An Afghan airline resumed domestic services on September 3.
A 'hopeful day'
"This is a big moment. We are very excited," said one airport employee, dressed in a blue shalwar kameez and orange high-visibility vest.
"It's a hopeful day. Maybe other airlines will see this and decide to come back."
A bus painted with a "Welcome to Afghanistan" was waiting to ferry the passengers from the plane to the terminal, but in the end the new arrivals walked.
Passenger halls, airbridges and technical infrastructure were badly damaged in the days after the Taliban rolled into Kabul on August 15, when thousands of people stormed the airport in the hope of fleeing.
Tens of thousands of Afghans fear reprisals for helping foreign powers during the 20-year US-led occupation, but the Taliban insist they have granted a general amnesty to everyone -- including the security forces they fought against.
Taliban issue education restrictions for women
While the Taliban have promised a milder form of rule this time, the hardline Islamist group has moved swiftly to crush dissent, including firing in the air to disperse recent protests by women calling for the right to education and work.
Sunday, the Taliban higher education minister, Abdul Baqi Haqqani, laid out the new policies at a news conference, several days after Afghanistan’s new rulers formed an all-male government.
Restrictions on female university students include compulsory hijabs although Haqqani did not specify if this meant compulsory headscarves or also compulsory face coverings.
Gender segregation will also be enforced, he said. “We will not allow boys and girls to study together,” he said. “We will not allow co-education.”
Haqqani said the subjects being taught would also be reviewed.
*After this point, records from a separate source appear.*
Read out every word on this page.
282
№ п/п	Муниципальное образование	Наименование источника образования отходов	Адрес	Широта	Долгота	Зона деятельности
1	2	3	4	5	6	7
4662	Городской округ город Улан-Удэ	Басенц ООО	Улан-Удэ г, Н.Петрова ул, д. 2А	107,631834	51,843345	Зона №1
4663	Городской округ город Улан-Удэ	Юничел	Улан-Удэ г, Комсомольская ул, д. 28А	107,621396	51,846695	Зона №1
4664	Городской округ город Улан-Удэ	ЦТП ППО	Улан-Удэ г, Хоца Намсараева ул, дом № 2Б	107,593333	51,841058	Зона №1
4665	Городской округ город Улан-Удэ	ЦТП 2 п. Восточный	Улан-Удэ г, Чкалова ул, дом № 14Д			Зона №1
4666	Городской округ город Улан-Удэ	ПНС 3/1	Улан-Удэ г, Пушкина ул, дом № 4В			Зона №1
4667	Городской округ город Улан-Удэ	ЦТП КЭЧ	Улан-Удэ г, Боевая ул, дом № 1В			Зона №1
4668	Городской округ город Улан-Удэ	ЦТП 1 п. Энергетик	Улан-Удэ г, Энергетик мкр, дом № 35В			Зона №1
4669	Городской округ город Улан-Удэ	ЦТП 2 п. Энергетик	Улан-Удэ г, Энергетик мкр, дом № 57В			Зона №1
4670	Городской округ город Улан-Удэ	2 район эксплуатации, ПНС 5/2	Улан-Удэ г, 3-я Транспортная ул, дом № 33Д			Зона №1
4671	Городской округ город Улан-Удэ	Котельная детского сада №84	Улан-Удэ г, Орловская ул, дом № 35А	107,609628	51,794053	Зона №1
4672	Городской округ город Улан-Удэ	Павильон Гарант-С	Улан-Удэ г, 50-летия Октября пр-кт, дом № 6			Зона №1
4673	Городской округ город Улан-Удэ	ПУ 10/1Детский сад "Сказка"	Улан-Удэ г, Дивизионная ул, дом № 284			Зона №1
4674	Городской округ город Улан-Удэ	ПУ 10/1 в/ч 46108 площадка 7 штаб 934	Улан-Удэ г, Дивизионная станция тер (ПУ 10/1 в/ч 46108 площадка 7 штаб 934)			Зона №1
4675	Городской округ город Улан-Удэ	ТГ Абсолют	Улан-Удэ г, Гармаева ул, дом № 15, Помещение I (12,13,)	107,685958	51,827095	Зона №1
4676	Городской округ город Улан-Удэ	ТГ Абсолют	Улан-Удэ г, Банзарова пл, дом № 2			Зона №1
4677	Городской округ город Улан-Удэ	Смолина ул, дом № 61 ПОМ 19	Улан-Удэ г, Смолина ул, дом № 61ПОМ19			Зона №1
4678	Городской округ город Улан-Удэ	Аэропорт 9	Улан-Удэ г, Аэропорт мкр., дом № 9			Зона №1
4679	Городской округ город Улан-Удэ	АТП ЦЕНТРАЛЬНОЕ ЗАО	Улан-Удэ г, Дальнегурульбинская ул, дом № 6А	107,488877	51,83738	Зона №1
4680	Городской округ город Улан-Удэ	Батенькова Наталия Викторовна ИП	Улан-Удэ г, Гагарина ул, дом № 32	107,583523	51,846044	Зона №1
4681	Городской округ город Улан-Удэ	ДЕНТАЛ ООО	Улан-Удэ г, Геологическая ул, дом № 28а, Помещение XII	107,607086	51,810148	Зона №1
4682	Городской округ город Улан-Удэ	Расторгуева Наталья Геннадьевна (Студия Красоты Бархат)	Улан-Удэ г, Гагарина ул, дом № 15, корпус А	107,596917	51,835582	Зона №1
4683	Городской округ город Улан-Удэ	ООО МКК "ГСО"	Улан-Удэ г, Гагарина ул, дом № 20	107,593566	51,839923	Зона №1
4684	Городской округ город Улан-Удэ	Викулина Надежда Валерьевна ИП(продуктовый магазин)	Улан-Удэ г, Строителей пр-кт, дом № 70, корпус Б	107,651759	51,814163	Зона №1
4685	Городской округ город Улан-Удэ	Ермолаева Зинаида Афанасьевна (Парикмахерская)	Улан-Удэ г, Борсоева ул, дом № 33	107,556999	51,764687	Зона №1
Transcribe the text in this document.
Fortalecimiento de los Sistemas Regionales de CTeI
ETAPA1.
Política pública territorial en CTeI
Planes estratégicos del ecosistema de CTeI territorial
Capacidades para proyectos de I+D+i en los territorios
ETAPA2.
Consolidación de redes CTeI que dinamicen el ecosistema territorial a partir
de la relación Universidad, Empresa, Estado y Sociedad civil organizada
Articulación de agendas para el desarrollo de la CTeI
While he did not elaborate, he said he wanted graduates of Afghanistan's universities to be competitive with university graduates in the region and the rest of the world.
In an interview on Afghanistan's leading Tolo News, Taliban spokesman Syed Zekrullah Hashmi said last week that women should give birth and raise children. While the Taliban have not ruled out the eventual participation of women in government, the spokesman said “it's not necessary that women be in the cabinet.”